A parliamentary election and the climax of a month of celebrations marking the anniversary of independence came and went last weekend in Asia’s youngest nation, Timor-Leste. By Tuesday, May 23, the results were in: Xanana Gusmao’s National Congress of the Reconstruction of East Timor (CNRT) won from opposition, taking 31 out of a possible 65 seats in parliament. Although short of a 33-seat outright majority, it was a clear win for CNRT.
Sometimes it really is a matter of reading the writing on the wall. And walking along the main esplanade in the capital Dili, just adjacent to the Palace of Government, I saw the words “viva Xanana” boldly scrawled across the wall. Although likely written many years ago, the message is just as relevant today. Xanana Gusmao, 76, the national hero who led the country to independence in 2002, is very much alive – and now eyeing the prime ministership once again.
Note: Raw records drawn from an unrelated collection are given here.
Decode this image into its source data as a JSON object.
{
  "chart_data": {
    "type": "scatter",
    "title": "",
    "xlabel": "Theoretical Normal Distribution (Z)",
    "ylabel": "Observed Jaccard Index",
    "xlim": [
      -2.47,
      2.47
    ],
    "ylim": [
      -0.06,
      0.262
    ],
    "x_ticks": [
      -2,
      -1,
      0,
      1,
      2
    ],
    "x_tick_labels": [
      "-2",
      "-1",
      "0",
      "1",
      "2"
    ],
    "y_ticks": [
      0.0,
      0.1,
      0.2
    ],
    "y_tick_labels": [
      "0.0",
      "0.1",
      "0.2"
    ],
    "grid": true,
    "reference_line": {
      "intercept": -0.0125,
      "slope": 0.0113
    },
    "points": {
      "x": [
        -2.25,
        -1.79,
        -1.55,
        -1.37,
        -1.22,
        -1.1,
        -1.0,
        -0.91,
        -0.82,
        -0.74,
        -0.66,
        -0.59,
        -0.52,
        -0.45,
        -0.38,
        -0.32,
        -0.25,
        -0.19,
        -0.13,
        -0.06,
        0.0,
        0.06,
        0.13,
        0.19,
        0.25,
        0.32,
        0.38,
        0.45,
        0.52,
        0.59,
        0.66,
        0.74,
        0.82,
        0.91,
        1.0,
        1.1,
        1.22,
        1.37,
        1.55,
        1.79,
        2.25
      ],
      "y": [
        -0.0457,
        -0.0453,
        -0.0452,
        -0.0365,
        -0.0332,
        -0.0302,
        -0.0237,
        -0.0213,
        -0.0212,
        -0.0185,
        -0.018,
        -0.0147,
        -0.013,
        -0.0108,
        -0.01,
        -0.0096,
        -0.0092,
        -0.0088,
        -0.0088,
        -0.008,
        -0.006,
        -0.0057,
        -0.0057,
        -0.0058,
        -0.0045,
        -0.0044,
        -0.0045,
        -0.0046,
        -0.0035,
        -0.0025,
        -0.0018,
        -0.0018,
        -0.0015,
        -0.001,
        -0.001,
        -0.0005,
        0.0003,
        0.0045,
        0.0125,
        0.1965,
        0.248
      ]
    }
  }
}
With the election coinciding with the celebrations of the 21st anniversary of independence, it has been quite an exciting time in Timor-Leste. The country’s red, black, yellow, and white starred flags have been lining the streets. And there has been a month-long night market in Dili with bands and DJs playing every night. The food is delicious, and the atmosphere is electric.
Before voting started, I spoke with three young university students energized by the election and confident about what it would produce. “The right leader will come, and the transformation will also come and everyone will be happy and live free,” one told me. His friend added, “we know that someone [who we vote for] will bring the prosperity, he will bring the peace. And help a lot of Timorese people that now are suffering.”
But they had their worries too. They cautioned that many politicians like to talk and promise whatever will get them elected, without a plan to deliver.
As with the presidential election that brought Jose Ramos-Horta back to the Presidential Palace last year, Timorese politics is increasingly having to accommodate the interests of young people, with some 62 percent of the population being under 25.
Not everyone shares the excitement about the election. On a local bus heading out of the city, the campaign seemed far away. A woman carrying her shopping back from town was less than impressed with the election season and the current politicians.
Two days before the election, I met Joela, who everyone calls “Titi,” a 24-year-old from Dili, one of nine siblings and working any job she can get. She is transgender, and when I asked her if she had hopes for the election, she quickly shook her head, “no, no,” without a second thought.
For Titi, the election and all the flag-waving might as well have been in another country. She told me that the government hadn’t done much to support Timor-Leste’s LGBTQ community. Being transgender in Timor-Leste is a struggle against daily and deeply held prejudice and discrimination. She knows the troubles her community faces. And although she has allies, it seems the government is not one of them.